Już w pierwszym secie Resovia pokazała, że nie przyjechała jedynie na zwiedzanie Jasnej Góry. Mimo zaciętej walki AZSu od pierwszej piłki, Rzeszów szybko zbudował kilkupunktową przewagę. Prowadził nawet 15:10. Wtedy, po zmianie Piotrka Nowakowskiego na Wojtka Sobal,ę „biało-zieloni” poderwali się do walki. Nie starczyło to jednak do wygrania seta.
W drugim secie sytuacja się odwróciła. Dobrze spisywali się Janeczek i Gradowski. Z dobrej strony pokazał się w bloku Wojtek Sobala. Set zakończył się wynikiem 25:20 dla częstochowian.

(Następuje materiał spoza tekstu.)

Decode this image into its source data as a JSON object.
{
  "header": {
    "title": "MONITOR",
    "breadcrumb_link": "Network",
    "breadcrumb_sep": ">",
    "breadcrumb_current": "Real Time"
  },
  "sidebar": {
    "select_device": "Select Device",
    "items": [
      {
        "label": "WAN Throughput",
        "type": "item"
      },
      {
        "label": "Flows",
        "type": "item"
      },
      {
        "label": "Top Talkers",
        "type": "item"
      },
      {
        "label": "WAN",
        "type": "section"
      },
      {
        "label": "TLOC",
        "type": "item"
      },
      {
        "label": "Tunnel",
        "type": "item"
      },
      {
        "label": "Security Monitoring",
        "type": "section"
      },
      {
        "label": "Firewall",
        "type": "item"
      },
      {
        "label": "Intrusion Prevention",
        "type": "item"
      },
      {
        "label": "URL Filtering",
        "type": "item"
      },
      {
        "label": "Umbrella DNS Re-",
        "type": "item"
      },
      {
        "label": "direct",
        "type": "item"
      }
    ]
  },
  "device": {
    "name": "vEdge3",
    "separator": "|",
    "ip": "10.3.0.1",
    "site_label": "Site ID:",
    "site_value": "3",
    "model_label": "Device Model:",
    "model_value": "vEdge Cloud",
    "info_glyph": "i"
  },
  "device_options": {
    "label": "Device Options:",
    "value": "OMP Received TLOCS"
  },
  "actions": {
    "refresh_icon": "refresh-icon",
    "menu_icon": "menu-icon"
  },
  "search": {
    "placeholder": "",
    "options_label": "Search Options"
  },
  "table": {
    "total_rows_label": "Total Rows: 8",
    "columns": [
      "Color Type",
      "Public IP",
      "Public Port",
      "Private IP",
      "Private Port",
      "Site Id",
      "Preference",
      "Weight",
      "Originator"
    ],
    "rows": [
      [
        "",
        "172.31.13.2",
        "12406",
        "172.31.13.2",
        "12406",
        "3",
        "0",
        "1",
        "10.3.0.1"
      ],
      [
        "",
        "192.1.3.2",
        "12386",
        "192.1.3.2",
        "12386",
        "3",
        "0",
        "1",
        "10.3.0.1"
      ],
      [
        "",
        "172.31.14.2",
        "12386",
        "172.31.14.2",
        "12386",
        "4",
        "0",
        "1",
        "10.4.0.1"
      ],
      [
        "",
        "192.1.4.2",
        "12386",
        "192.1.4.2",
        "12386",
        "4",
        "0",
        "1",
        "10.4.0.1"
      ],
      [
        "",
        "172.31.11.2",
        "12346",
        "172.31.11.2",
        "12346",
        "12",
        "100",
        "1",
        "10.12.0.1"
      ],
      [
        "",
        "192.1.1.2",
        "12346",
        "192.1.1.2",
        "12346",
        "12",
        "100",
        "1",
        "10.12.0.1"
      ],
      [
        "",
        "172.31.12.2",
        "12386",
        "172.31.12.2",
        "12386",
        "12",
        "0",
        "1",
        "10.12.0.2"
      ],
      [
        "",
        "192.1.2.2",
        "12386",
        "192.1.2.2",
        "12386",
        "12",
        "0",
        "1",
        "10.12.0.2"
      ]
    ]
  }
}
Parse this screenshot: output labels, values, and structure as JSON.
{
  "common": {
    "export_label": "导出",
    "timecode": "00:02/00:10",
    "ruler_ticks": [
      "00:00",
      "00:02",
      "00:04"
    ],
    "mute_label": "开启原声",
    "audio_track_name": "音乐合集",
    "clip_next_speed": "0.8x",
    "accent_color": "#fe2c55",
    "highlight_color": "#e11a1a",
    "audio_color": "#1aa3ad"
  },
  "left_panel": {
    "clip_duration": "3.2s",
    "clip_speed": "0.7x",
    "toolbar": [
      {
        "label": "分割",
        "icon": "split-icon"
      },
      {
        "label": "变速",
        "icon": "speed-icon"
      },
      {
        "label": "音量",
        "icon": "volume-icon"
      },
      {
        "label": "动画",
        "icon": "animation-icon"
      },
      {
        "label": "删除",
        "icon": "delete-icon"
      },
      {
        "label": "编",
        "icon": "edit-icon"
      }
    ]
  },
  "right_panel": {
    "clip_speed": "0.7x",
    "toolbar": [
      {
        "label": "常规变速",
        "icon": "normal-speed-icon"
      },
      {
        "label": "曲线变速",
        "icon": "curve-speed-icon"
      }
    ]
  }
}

Trzecia partia przebiegała pod dyktando Rzeszowa. Bardzo skutecznie grał wracający po ciężkiej kontuzji Grozer. Trener Kardos starał się wybić rywali z rytmu biorąc czas, jednak nic to nie dało. Ostatecznie rzeszowianie wygrali bardzo wysoko 25:18. Skorzystali z seryjnie popełnianych błędów przez AZS.
Czwarty set okazał się najbardziej zacięty ze wszystkich. Postawieni pod ścianą „biało-zieloni” wspięli się jeszcze na wyżyny swoich umiejętności. Przez większą część seta utrzymywali bezpieczną jedno-, dwupunktową przewagę. Pod koniec seta zwiększyła się nawet do czterech punktów.
Tie-break rozpoczął się dobrze dla AZSu. Jednak ponownie chwila rozluźnienia spowodowała serią stracone punkty. To jak woda na młyn dla Resovii. W momencie, gdy na zagrywkę wszedł Grozer nic już się nie dało zrobić. Częstochowianie przegrali seta 12:15 i zakończyli sezon na dobrym czwartym miejscu. Miejsce to można jednak uznać za rozczarowanie. MVP spotkania został wybrany Olieg Achrem.